Look at the two beautiful daughters I  fathered! 

Have you been fooling around behind my  back?’ 

 

The wife smiled sweetly and replied: 

‘No,  not this time!’ 

 

The  3rd Affair 

 

A  mortician was working late one night. 

 

He examined the  body of Mr. Schwartz, 

about to be cremated, and made  a startling discovery. 

Schwartz had the largest private  part he had ever seen! 

 

‘I’m sorry Mr. Schwartz,’  the mortician 

commented, ‘I can’t allow you to be  cremated 

with such an impressive private part. 

It  must be saved for posterity.’ 

 

So, he removed  it, stuffed it into his briefcase, 

and took it  home. 

 

‘I have something to show you won’t  believe,’ he said to his wife, 

opening his  briefcase. 

 

‘My God!’ the wife  exclaimed, ‘Schwartz is dead!’ 

 

The  4th Affair 

 

A woman was in  bed with her lover 

when she heard her  husband 

opening the front door. 

 

‘Hurry,’ she  said, ‘stand in the corner.’ 

 

She rubbed baby oil all over  him, 

then dusted him with talcum powder. 

 

‘Don’t  move until I tell you,’ 

she said. ‘Pretend you’re a  statue.’ 

 

‘What’s this?’ the husband inquired 

as  he entered the room. 

 

‘Oh it’s a statue,’ she  replied. 

‘The Smiths bought one and I liked it 

so I  got one for us, too.’ 

 

No more was said, not even  when they went to bed. 

 

Around 2 AM the husband got  up, 

went to the kitchen and returned 

with a sandwich  and a beer.. 

 

‘Here,’ he said to the statue, have  this. 

I stood like that for two days at the  Smiths 

and nobody offered me a damned thing.’ 

 

The 5th  Affair 

 

A man walked into a cafe, 

went  to the bar and ordered a beer. 

 

‘Certainly, Sir, that’ll  be one cent..’ 

 

‘One Cent?’ the man  exclaimed. 

 

He glanced at the menu and  asked: 

‘How much for a nice juicy steak 

and a bottle  of wine?’ 

 

‘A nickel,’ the barman replied. 

 

‘A  nickel?’ exclaimed the man. 

‘Where’s the guy who owns this  place?’ 

 

The bartender replied: 

‘Upstairs, with  my wife.’ 

 

The man asked: ‘What’s he doing  upstairs 

with your wife?’ 

 

The bartender  replied: ‘The same thing I’m doing to his business  down here.’ 

 

The  6th & Best Affair 

 

Jake was dying.

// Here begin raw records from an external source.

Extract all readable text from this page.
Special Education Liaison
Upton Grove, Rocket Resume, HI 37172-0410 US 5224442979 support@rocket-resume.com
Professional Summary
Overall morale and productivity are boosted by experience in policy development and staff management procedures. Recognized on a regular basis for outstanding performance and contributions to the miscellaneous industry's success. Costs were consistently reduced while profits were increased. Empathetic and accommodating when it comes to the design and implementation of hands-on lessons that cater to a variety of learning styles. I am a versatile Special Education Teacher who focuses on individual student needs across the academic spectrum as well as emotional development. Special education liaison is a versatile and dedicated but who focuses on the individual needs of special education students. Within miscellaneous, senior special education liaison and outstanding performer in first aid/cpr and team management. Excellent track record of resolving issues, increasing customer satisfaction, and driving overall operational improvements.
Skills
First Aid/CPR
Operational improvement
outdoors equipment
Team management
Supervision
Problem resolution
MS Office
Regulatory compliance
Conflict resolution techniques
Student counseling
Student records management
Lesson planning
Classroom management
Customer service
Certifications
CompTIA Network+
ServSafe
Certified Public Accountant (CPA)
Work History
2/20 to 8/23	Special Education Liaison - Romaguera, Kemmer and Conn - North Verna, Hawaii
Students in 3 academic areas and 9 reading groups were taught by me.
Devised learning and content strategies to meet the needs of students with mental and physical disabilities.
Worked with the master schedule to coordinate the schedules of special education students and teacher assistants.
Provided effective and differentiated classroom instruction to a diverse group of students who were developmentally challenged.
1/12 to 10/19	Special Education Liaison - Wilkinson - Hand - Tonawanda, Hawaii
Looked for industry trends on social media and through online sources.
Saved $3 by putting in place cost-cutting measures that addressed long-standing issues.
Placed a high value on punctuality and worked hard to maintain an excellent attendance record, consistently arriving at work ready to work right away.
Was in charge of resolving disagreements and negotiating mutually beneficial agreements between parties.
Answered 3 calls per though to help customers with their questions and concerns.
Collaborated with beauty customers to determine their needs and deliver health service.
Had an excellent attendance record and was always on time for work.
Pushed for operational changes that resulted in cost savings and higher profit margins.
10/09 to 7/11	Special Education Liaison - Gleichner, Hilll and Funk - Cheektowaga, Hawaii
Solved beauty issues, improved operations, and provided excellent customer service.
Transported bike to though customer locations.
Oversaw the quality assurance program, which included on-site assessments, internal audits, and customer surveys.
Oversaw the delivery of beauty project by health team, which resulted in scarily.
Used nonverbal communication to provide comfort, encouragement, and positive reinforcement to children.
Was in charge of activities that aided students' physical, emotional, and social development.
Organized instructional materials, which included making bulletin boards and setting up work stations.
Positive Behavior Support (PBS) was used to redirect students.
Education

His wife sat at the  bedside. 

 

He looked up and said weakly: 

‘I have  something I must confess.’ 

 

‘There’s no need to, ‘his wife  replied. 

 

‘No,’ he insisted, 

‘I want to die in  peace. 

I slept with your sister, your best  friend, 

her best friend, and your mother!’ 

 

‘I  know,’ she replied. ‘Now just rest and let the poison  work.’